La acumulación puede ejercer cierto efecto castrador. Un exceso de música conduce al silencio. Mas también habría que insistir en que los libros leídos tienen mucho menos valor que los no leídos.
No hay que mirar con ansiedad —palabra de orden: del texto, de las imágenes, del looking-good— esos estantes que puestos en fila contienen los libros que quizás no leeremos. La ansiedad o la melancolía, como ha visto Manuel Vilas, han de ser sustituidas por la fascinación, consejo sano.
IV.
Volviendo al conjunto de serpiente y estantería, y a que Benarés es un libro donde los animales (vacas, perros, serpientes, monos, gatos, palomas, delfines, ratas, tigres; no sería descabellado leerlo con Alexander Balanescu de fondo: Angels & Insects, por ejemplo) están muy presentes, piensa uno que quizás pocas instituciones modernas han sido tan bipolares en su relación con los animales como las bibliotecas.

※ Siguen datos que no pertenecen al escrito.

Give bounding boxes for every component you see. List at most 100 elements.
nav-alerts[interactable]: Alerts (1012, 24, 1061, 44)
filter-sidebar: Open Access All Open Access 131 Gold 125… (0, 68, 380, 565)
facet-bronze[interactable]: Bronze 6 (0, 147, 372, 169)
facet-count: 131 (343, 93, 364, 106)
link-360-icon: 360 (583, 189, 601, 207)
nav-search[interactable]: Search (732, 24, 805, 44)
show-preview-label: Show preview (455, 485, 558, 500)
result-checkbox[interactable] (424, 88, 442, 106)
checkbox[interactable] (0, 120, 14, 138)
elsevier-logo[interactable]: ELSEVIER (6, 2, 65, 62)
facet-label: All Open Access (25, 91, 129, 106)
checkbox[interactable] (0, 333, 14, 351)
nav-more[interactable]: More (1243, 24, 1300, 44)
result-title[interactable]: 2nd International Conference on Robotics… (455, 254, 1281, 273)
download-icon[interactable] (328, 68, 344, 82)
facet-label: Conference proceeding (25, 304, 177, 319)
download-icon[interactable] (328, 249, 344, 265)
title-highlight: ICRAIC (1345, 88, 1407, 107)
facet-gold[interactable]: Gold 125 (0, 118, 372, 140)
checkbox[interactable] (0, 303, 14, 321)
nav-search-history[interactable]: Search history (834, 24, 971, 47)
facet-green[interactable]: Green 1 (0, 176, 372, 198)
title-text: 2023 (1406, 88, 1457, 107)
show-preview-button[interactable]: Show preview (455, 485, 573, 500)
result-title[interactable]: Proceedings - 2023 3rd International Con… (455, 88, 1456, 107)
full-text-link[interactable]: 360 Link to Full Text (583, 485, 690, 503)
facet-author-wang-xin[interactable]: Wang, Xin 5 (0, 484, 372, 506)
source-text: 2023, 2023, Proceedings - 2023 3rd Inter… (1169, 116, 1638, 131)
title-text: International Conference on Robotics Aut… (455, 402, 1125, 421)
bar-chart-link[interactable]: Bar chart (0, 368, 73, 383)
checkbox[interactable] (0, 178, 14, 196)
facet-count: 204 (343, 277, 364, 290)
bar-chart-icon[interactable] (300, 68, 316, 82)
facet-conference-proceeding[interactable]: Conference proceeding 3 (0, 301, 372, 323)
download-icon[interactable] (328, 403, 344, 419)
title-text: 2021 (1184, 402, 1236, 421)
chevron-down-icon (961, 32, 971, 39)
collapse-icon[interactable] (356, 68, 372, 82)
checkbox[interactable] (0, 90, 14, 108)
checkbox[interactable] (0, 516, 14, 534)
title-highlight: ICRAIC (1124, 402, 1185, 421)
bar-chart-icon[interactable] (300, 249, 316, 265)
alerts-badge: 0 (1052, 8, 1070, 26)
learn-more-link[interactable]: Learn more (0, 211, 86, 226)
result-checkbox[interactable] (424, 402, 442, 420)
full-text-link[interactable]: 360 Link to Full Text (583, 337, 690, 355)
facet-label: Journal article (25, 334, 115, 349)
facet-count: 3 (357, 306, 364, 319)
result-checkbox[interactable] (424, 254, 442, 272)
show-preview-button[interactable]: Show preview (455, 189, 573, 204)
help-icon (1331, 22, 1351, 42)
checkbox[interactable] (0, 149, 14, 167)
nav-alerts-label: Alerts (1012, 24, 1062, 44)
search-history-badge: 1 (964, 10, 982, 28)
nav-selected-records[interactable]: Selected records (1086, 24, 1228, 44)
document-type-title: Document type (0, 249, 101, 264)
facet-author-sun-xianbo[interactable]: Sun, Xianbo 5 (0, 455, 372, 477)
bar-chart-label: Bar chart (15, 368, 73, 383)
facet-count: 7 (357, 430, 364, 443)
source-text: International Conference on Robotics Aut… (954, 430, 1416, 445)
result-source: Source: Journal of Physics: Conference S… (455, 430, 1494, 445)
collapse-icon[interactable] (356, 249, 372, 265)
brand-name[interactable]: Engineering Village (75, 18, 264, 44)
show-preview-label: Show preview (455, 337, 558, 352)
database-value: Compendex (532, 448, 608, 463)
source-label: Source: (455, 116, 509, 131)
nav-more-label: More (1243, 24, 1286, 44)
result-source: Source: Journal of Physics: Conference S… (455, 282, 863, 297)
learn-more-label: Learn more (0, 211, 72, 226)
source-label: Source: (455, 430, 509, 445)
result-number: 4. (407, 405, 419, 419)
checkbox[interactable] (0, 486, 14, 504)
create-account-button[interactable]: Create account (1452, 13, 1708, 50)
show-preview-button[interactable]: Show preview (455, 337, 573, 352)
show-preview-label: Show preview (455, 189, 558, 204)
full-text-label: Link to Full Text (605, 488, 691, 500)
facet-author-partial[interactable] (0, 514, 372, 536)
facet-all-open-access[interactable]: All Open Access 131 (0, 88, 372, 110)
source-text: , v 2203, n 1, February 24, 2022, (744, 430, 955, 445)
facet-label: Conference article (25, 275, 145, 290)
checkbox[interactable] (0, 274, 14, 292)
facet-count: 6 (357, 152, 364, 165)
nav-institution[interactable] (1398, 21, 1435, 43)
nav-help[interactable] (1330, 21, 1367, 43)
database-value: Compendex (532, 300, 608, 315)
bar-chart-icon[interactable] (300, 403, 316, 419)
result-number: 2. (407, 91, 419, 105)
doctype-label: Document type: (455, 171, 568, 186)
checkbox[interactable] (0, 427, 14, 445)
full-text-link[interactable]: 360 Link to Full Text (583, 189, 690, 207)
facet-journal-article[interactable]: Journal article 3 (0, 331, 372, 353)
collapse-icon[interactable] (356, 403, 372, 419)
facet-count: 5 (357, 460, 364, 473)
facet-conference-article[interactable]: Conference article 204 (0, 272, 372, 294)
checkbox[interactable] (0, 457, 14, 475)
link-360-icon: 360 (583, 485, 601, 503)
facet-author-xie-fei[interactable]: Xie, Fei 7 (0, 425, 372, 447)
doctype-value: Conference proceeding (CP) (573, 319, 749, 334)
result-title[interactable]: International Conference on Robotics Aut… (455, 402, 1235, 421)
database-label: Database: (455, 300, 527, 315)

Por mucho gato que aparezca en la iconografía ya clásica de la biblioteca y de la caverna del escritor, por mucho búho que la represente y pájaro que picotee en la ventana, la biblioteca moderna expulsó a los animales de ella, los dejó como elemento de su hermana antagonista, la privada, allí donde el que lee se pasea desnudo o muy ligero de equipaje, acariciando el cogote del gato o sintiendo el cuerpo tibio del perro que se tumbó a sus pies.
Por eso la extrañeza de Aguado cuando se encuentra tantas vacas famélicas (“madre universal”) caminando por las calles, estorbando el tráfico, metiéndose por puertas y pasillos, hasta que mueren, y alguien le llama la atención sobre su incapacidad para entender, desde el prisma occidental, el paisaje que ve.
“En Benarés”, dice Aguado, “se piensa que cualquiera puede pegarle a un perro porque este, todos ellos, son la encarnación de un ladrón. Nadie, sin embargo, sabe contarme la historia”.
Michaux: “Ningún hombre ha muerto junto a un perro dormido”.
Homo Urbanus
Nuestra relación con la ciudad actual invita a diferir todos los afectos. El esqueleto de una casa está hecho de muchos pedazos de madera vulgar y sus paredes semejan láminas de yeso. Difícil apasionarse por un pedazo de plástico.